In the Destiny beta, the Strike mission was called Devil’s Lair. The mission was to take out a giant Fallen machine called Sepiks Prime. Devil’s Lair was only designed for three players operating in a group called a Fire Team. It wasn’t a very long mission, but it had all the hallmarks of an MMO raid. It was instanced, it ended with a very tough Boss, and required more teamwork than anything else I tackled in the beta.

The Destiny beta also had a multiplayer portion called the Crucible, but I didn’t spend much time there. I generally know what to expect when it comes to multiplayer FPS games, and I was more interested in spending my limited time in the Destiny beta trying to get a handle on the entire package, and not one particular element of it.

Suffice it to say that the Crucible felt to me a lot like the multiplayer from Halo: Reach, i.e. extremely solid. The Crucible will probably be the long-term attraction to Destiny for a healthy percentage of the game’s players for years to come. What I think is more important for the long-term fate of Destiny, however, is whether or not the MMO label still feels accurate a few months after release.

In your traditional MMO, different cities can offer unique experiences, like access to a particular type of merchant. A plethora of different cities in an MMO also goes a long way toward making it feel like a world, that being a prerequisite for any successful role playing game, massively multiplayer or otherwise.

If it turns out that Destiny only has a single social hub at the Tower, it will immediately feel like an MMO-lite. That’s not intrinsically a bad thing, but without a robust, social environment, I fear that Destiny’s appeal to the non-multiplayer crowd could fade quickly. 

Borderlands 2 was awesome, but it was also a very long game, such that after I’d beaten it once I didn’t feel inclined to start a new game with a different character to see what the experience was like with a different set of powers and abilities.

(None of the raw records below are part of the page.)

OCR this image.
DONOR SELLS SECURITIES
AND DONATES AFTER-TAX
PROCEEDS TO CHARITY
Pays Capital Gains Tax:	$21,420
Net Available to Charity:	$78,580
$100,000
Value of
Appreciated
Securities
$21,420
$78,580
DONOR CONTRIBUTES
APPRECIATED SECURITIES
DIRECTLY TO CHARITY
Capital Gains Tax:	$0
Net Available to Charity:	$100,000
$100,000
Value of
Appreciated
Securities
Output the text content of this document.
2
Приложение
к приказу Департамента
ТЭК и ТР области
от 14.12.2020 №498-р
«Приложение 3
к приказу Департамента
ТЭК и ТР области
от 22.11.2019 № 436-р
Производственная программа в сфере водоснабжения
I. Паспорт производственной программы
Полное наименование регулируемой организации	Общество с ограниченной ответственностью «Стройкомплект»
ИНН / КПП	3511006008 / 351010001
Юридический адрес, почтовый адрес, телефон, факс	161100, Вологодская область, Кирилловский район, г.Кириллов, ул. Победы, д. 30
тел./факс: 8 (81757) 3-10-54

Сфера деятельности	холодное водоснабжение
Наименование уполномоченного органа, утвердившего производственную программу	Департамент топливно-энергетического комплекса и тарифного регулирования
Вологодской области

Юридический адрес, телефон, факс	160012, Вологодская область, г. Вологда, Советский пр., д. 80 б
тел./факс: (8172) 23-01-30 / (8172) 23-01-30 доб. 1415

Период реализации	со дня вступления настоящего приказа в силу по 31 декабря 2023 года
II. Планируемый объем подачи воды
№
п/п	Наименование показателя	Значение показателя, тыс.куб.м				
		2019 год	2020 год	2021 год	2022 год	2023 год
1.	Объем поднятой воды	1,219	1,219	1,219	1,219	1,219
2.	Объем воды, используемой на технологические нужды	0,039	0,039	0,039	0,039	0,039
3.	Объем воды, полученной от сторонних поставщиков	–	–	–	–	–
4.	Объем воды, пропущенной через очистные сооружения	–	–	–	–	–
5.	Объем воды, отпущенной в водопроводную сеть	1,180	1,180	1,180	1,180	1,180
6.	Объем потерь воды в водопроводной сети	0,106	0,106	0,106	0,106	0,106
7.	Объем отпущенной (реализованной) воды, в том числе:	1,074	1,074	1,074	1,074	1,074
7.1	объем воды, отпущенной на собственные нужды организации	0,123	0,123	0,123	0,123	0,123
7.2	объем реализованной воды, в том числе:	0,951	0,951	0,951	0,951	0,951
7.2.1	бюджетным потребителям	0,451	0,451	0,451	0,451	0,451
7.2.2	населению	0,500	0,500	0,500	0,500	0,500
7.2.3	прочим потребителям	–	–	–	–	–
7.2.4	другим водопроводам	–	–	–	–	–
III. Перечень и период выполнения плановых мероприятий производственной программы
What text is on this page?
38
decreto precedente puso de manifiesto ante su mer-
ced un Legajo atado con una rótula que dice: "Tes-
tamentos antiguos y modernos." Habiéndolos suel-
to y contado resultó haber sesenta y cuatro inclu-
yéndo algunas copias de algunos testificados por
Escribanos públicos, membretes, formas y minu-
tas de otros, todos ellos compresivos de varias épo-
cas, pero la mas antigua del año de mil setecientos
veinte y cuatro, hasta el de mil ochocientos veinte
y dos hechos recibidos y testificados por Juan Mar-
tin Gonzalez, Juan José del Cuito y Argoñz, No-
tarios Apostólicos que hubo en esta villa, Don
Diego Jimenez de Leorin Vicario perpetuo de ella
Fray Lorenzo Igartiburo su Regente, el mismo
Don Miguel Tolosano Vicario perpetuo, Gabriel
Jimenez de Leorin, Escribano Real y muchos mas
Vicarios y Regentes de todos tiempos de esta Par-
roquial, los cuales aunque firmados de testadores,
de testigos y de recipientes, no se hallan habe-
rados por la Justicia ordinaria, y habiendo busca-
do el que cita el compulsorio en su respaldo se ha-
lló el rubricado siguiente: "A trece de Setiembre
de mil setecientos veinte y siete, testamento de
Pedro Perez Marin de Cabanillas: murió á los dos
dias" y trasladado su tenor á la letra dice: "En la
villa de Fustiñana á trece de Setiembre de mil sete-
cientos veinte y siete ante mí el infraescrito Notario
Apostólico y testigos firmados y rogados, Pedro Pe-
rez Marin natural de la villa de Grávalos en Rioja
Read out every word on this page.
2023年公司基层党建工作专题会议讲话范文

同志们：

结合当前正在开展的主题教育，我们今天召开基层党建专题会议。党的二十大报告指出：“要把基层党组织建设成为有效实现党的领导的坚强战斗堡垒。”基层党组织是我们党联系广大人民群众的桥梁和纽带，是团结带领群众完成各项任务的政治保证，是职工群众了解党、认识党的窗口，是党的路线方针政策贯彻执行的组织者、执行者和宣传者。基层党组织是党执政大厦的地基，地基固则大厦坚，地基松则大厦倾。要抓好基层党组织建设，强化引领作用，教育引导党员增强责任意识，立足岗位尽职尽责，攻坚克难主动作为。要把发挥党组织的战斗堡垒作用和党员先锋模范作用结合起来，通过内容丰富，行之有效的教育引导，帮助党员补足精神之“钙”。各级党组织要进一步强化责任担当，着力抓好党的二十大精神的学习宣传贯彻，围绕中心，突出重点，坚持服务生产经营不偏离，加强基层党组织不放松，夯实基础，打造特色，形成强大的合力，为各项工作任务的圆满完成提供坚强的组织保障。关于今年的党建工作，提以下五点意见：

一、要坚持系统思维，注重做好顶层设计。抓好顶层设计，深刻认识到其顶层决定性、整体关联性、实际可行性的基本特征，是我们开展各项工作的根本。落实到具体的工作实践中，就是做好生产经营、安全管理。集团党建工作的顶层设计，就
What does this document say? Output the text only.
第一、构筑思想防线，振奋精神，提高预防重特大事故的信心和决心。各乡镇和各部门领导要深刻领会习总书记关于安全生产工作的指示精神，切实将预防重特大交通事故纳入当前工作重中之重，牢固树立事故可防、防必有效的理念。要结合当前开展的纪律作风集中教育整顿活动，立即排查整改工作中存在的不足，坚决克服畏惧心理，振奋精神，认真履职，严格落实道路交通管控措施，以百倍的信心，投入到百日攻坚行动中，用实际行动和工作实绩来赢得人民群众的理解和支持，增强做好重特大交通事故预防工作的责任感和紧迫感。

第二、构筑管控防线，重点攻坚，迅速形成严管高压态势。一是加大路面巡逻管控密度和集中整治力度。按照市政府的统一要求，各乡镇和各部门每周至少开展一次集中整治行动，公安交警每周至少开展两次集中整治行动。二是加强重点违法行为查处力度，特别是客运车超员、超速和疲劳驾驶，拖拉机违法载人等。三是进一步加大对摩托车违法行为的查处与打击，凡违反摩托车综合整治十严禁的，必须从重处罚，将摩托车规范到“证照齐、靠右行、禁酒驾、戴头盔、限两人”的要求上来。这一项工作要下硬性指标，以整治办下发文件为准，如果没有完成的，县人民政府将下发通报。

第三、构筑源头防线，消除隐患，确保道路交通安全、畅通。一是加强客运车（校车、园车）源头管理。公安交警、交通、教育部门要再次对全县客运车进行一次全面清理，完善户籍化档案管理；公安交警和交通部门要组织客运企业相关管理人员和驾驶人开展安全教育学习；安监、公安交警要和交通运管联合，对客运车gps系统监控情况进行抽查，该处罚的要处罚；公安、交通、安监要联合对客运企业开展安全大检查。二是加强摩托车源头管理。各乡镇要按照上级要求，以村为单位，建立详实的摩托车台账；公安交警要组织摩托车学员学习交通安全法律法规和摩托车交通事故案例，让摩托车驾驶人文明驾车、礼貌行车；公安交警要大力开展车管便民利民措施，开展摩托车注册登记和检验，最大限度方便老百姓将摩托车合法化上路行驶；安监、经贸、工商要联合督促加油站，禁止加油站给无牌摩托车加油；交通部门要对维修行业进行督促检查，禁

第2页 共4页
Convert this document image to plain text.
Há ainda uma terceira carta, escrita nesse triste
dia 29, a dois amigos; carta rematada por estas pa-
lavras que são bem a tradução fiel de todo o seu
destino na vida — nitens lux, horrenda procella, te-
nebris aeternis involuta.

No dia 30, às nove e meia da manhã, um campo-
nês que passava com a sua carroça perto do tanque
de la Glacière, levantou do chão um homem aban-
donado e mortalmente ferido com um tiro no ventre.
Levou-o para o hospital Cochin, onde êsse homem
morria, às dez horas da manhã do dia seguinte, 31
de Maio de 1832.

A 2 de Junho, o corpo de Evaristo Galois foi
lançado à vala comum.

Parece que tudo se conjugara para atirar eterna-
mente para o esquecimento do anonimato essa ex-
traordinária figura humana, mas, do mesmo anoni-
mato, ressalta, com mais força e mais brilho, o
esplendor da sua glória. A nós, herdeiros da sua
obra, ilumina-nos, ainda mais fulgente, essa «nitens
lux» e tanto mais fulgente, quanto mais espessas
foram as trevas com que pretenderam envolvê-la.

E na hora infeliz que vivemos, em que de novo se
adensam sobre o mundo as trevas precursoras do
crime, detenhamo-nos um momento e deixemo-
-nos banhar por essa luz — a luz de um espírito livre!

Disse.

From my experience with the beta, it feels like I could find myself in the same situation in Destiny. There are three different character classes in Destiny: Titan, Hunter, and Warlock. I didn’t feel like I played the Destiny beta differently depending on which class I was, even when I played with groups. 

Maybe that means I didn’t understand the classes. The maximum character level was also Level 8, which is at the low end of the scale. Maybe none of the three character classes had much room to mature into their roles in the beta. 

With higher levels come additional powers, or more powerful refinements of existing powers, and access to better gear, all of which should help to differentiate the classes. If they don’t turn out to be distinct enough to each warrant a playthrough, however, someone who isn’t interested in the Crucible might not get more than a couple months out of Destiny, or however long it takes them to beat the story.

Expansions and downloadable content would bring those players back into the game for a time, of course, but it would be a shame if players aren’t given adequate motivation to get stuck in to Destiny for at least a year. The best MMOs inspire players to become personally invested in the game world over very long periods of time.

I think the universe Bungie is building with Destiny has the potential to be a place that ropes in players and keeps them there. Destiny features a beautiful if tragic world. The soundtrack alone was compelling enough that I left the game running even when I wasn’t actively playing, just so I could listen to the music. 

I anxiously await my opportunity to see if Bungie can snare me in their universe. Destiny will be released on Sept. 9 for the PlayStation 3, PlayStation 4, Xbox 360, and Xbox One.